俺が近づくと、これまた長い尻尾を落ち着きなくぱたぱたと揺らしてみせる。
「……ちょっと考え事をしてたポン。前にいた世界のことで」
「ああ、『チキュウ』って世界のことか?」
「ボク、今まで魔法少女を見つけることで頭がいっぱいだったポン……ボクにはそれしかできないから。だけど、キミという仲間を得て……これからのこと、詳しく対策を考えなきゃいけないと気づいたポン」
「対策?」
俺の問いに、ポポロンは小さく頷き返す。
「エルドラ。今後、キミが魔神たちと戦う中で……戦闘するのは、魔神の配下だけにとどめてほしいポン。もし魔神と相対することがあっても、直接は戦わないでほしい。できれば遭遇するのも避けたいし、万が一出会った時は全力で逃げてもらいたいポン」
「……どうしてだ?」
ポポロンがそんな指示を下す理由がわからず、俺は当然のつもりで質問を重ねたが、ポポロンは逃げるように顔を伏せた。

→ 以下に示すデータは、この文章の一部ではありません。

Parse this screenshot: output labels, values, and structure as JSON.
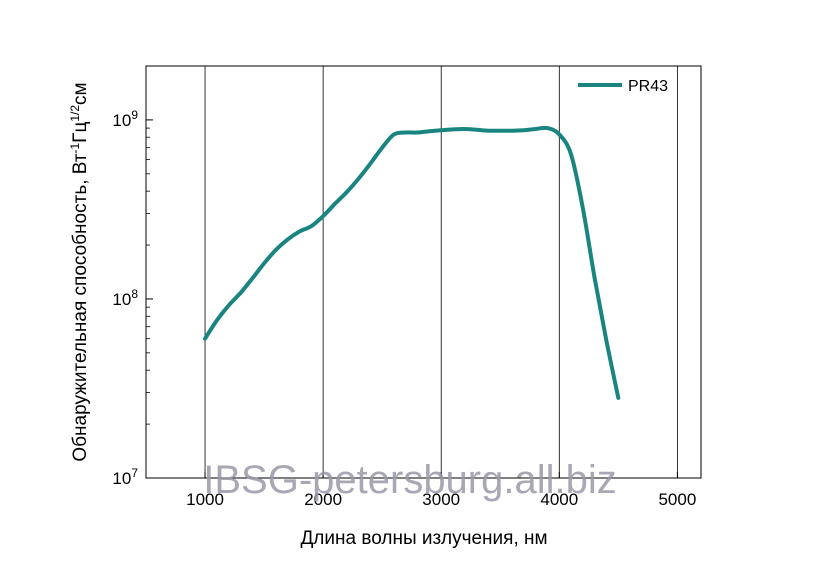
{
  "chart_data": {
    "type": "line",
    "title": "",
    "xlabel": "Длина волны излучения, нм",
    "ylabel_parts": {
      "main": "Обнаружительная способность, Вт",
      "sup1": "-1",
      "mid": "Гц",
      "sup2": "1/2",
      "end": "см"
    },
    "xlim": [
      500,
      5200
    ],
    "ylim": [
      10000000,
      2000000000
    ],
    "yscale": "log",
    "xticks": [
      1000,
      2000,
      3000,
      4000,
      5000
    ],
    "xtick_labels": [
      "1000",
      "2000",
      "3000",
      "4000",
      "5000"
    ],
    "yticks": [
      {
        "value": 10000000,
        "base": "10",
        "exp": "7"
      },
      {
        "value": 100000000,
        "base": "10",
        "exp": "8"
      },
      {
        "value": 1000000000,
        "base": "10",
        "exp": "9"
      }
    ],
    "grid": "x-major",
    "legend_position": "top-right",
    "series": [
      {
        "name": "PR43",
        "color": "#1a8580",
        "x": [
          1000,
          1100,
          1200,
          1300,
          1400,
          1500,
          1600,
          1700,
          1800,
          1900,
          2000,
          2100,
          2200,
          2300,
          2400,
          2500,
          2600,
          2700,
          2800,
          2900,
          3000,
          3100,
          3200,
          3300,
          3400,
          3500,
          3600,
          3700,
          3800,
          3900,
          4000,
          4100,
          4200,
          4300,
          4400,
          4500
        ],
        "y": [
          60000000,
          76000000,
          92000000,
          108000000,
          130000000,
          158000000,
          188000000,
          215000000,
          238000000,
          255000000,
          290000000,
          340000000,
          395000000,
          470000000,
          570000000,
          700000000,
          830000000,
          850000000,
          850000000,
          865000000,
          875000000,
          885000000,
          890000000,
          880000000,
          870000000,
          870000000,
          870000000,
          875000000,
          890000000,
          900000000,
          830000000,
          640000000,
          320000000,
          130000000,
          58000000,
          28000000
        ]
      }
    ]
  },
  "watermark": "IBSG-petersburg.all.biz"
}
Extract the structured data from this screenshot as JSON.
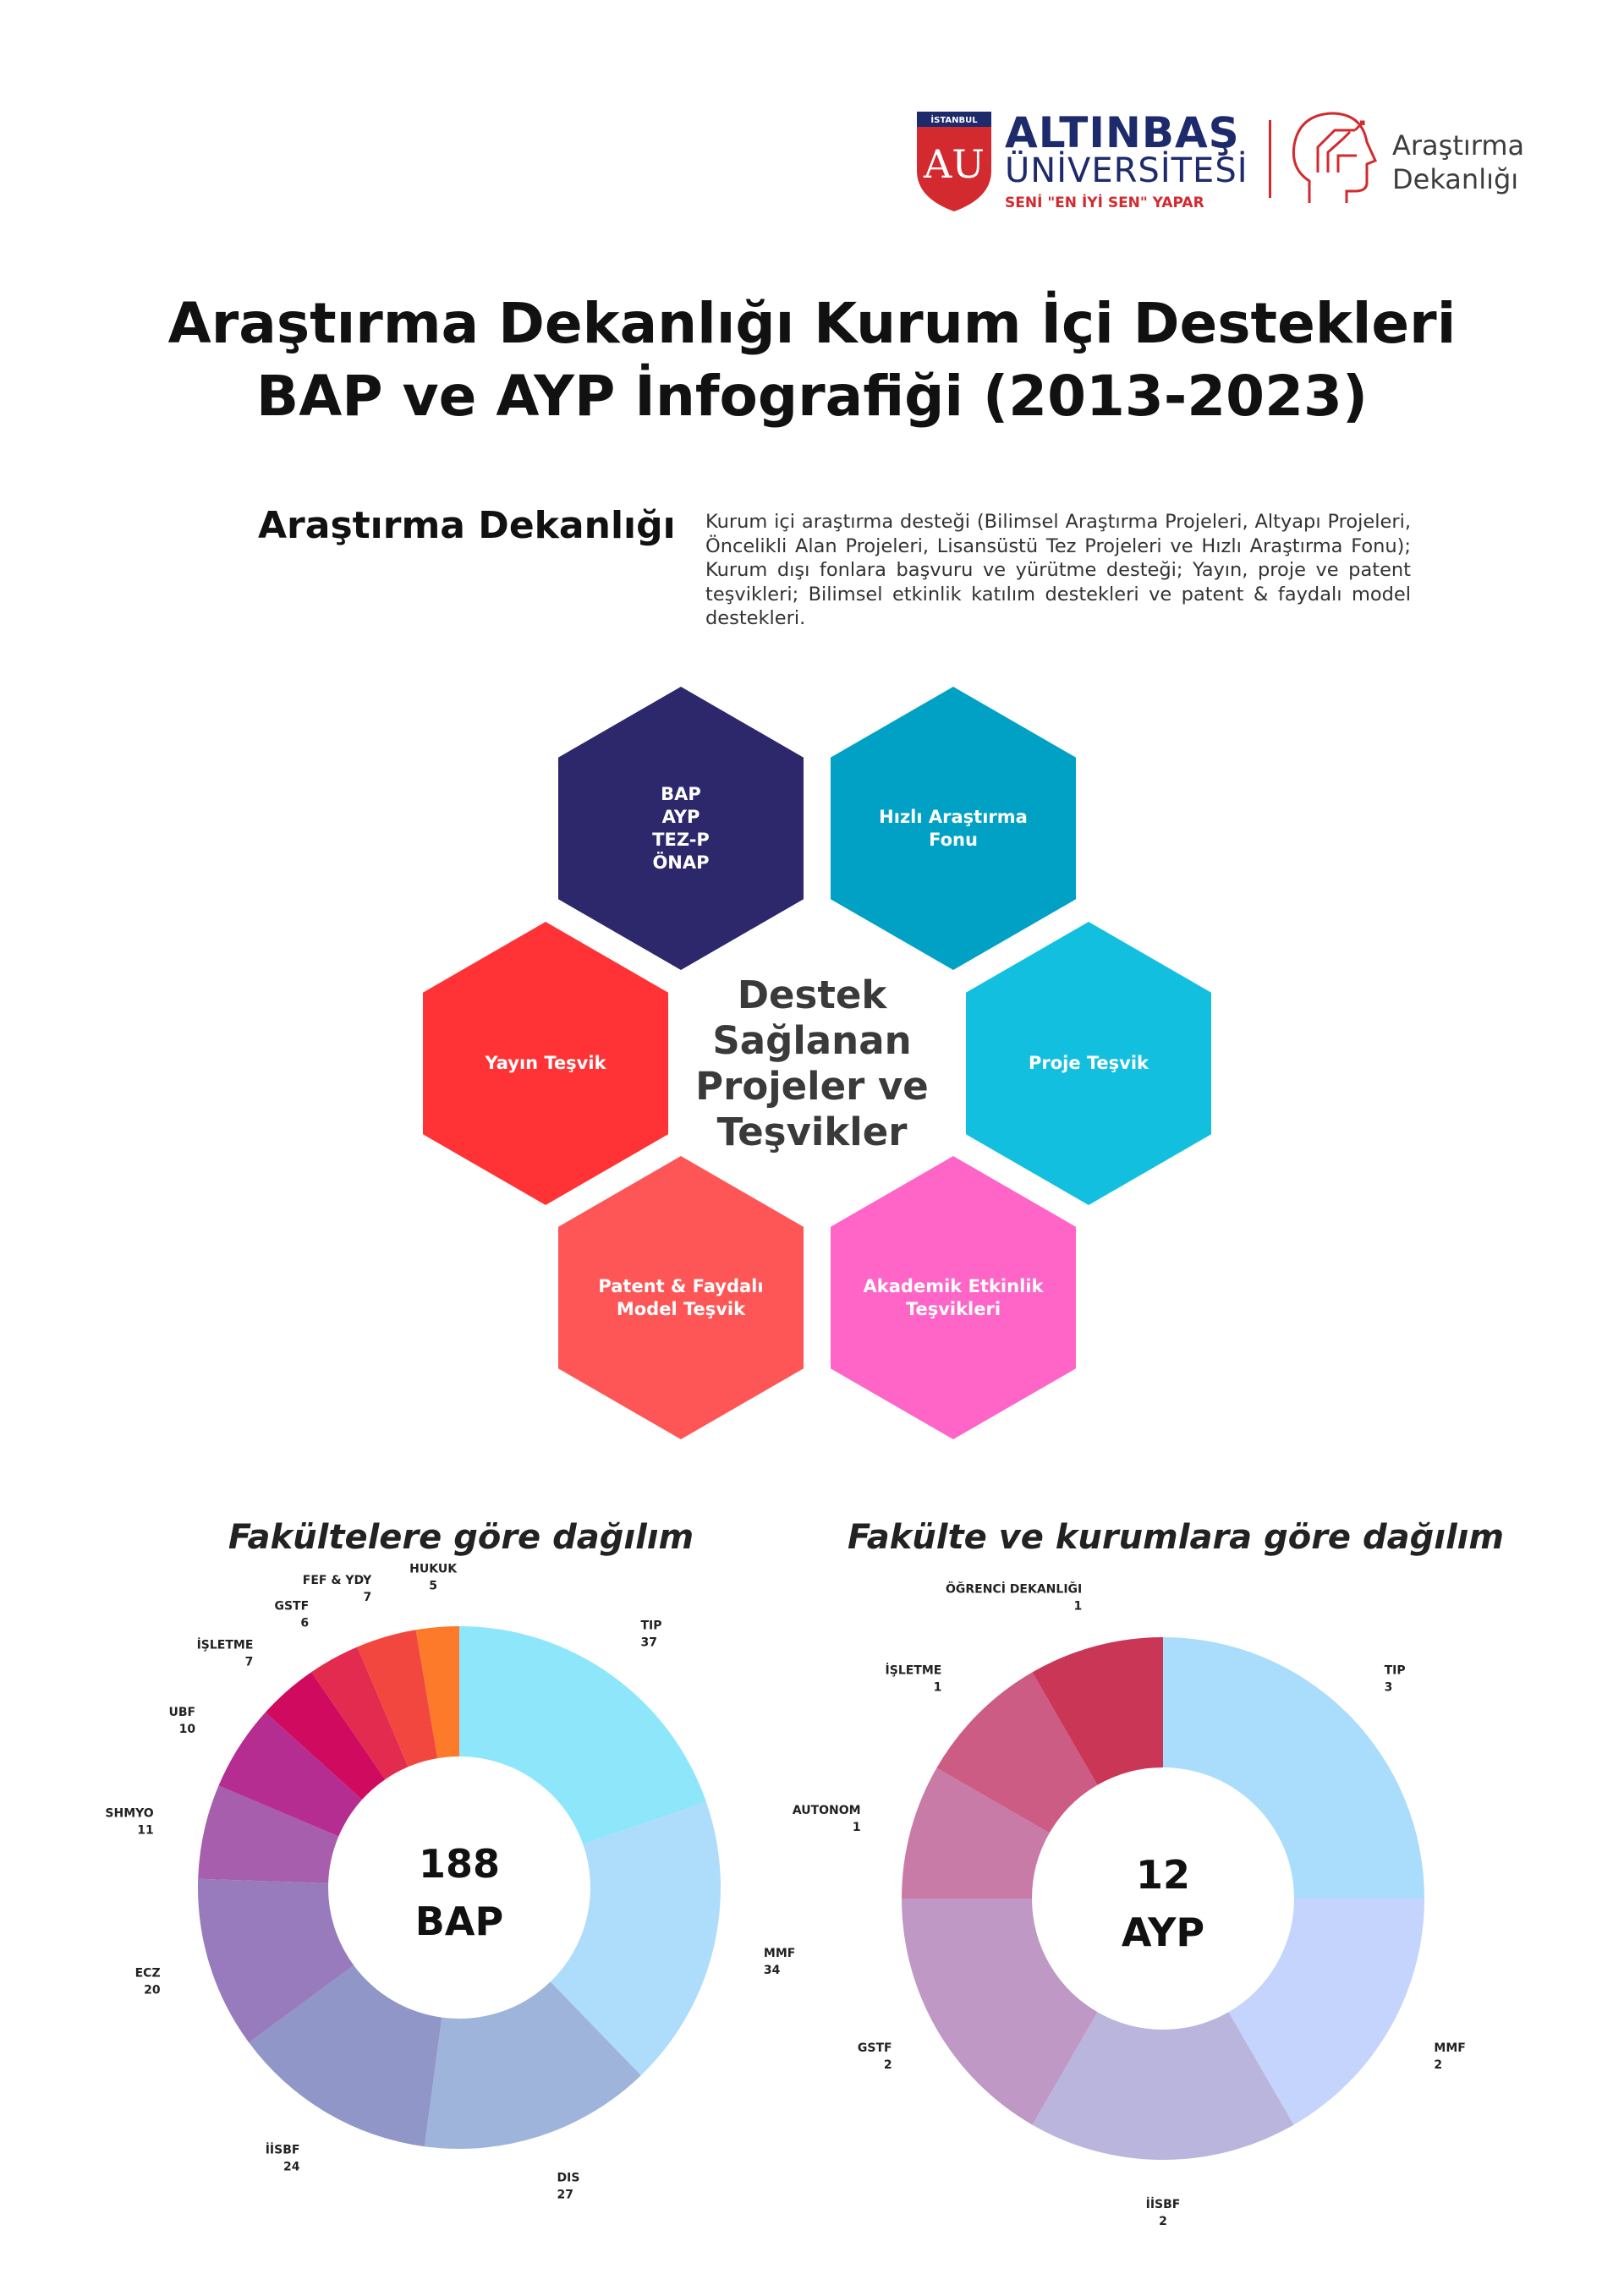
{
  "header": {
    "shield_top_text": "İSTANBUL",
    "shield_letters": "AU",
    "brand_name": "ALTINBAŞ",
    "brand_sub": "ÜNİVERSİTESİ",
    "brand_slogan": "SENİ \"EN İYİ SEN\" YAPAR",
    "dept_name_line1": "Araştırma",
    "dept_name_line2": "Dekanlığı",
    "colors": {
      "navy": "#1d2a6b",
      "red": "#d22a2f"
    }
  },
  "title": {
    "line1": "Araştırma Dekanlığı Kurum İçi Destekleri",
    "line2": "BAP ve AYP İnfografiği (2013-2023)"
  },
  "intro": {
    "heading": "Araştırma Dekanlığı",
    "text": "Kurum içi araştırma desteği (Bilimsel Araştırma Projeleri, Altyapı Projeleri, Öncelikli Alan Projeleri, Lisansüstü Tez Projeleri ve Hızlı Araştırma Fonu); Kurum dışı fonlara başvuru ve yürütme desteği; Yayın, proje ve patent teşvikleri; Bilimsel etkinlik katılım destekleri ve patent & faydalı model destekleri."
  },
  "hexagons": {
    "center": "Destek\nSağlanan\nProjeler ve\nTeşvikler",
    "items": [
      {
        "label": "BAP\nAYP\nTEZ-P\nÖNAP",
        "color": "#2d276c"
      },
      {
        "label": "Hızlı Araştırma\nFonu",
        "color": "#00a1c4"
      },
      {
        "label": "Yayın Teşvik",
        "color": "#ff3335"
      },
      {
        "label": "Proje Teşvik",
        "color": "#13bfdf"
      },
      {
        "label": "Patent & Faydalı\nModel Teşvik",
        "color": "#fe5656"
      },
      {
        "label": "Akademik Etkinlik\nTeşvikleri",
        "color": "#fe65c7"
      }
    ]
  },
  "chart_data": [
    {
      "type": "pie",
      "title": "Fakültelere göre dağılım",
      "center_value": "188",
      "center_label": "BAP",
      "categories": [
        "TIP",
        "MMF",
        "DIS",
        "İİSBF",
        "ECZ",
        "SHMYO",
        "UBF",
        "İŞLETME",
        "GSTF",
        "FEF & YDY",
        "HUKUK"
      ],
      "values": [
        37,
        34,
        27,
        24,
        20,
        11,
        10,
        7,
        6,
        7,
        5
      ],
      "colors": [
        "#8ee6fb",
        "#aedcfb",
        "#9fb4da",
        "#9196c8",
        "#977bbd",
        "#a75eac",
        "#b52d90",
        "#cf0a5f",
        "#e22b4e",
        "#f2473f",
        "#fd7a2b"
      ]
    },
    {
      "type": "pie",
      "title": "Fakülte ve kurumlara göre dağılım",
      "center_value": "12",
      "center_label": "AYP",
      "categories": [
        "TIP",
        "MMF",
        "İİSBF",
        "GSTF",
        "AUTONOM",
        "İŞLETME",
        "ÖĞRENCİ DEKANLIĞI"
      ],
      "values": [
        3,
        2,
        2,
        2,
        1,
        1,
        1
      ],
      "colors": [
        "#aadcfb",
        "#c4d4fd",
        "#bab5dd",
        "#bf98c5",
        "#c97ba7",
        "#cd5c84",
        "#c93656"
      ]
    }
  ]
}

「……それは、言えないポン。とにかく、キミが魔神と戦うのは危険ポン。ボクを信じてほしいポン」
「なんで言えないんだ? 俺を信じてないのか?」
「そうじゃないポン! でも……ボクは……」
ポポロンが何かを言いよどんだ時、後ろから近づいてくる気配を感じた。
振り返ると、アリアナだった。
「エルドラさま! ポポロンさまはここにいらしたのですね。ご無事でしたか?」
「え、ええ……」
「それは何よりです。そろそろ朝食にいたしませんか? まだまだグレア王国は遠いですが、食事はしっかり摂れるうちに摂りませんとね」
笑顔でそう誘われると、断るのもはばかられるし、話の続きをする空気でもない。
仕方なく、俺はポポロンの懸念を一旦頭から追いやって、朝食を食べるためにテントへ戻ることにした。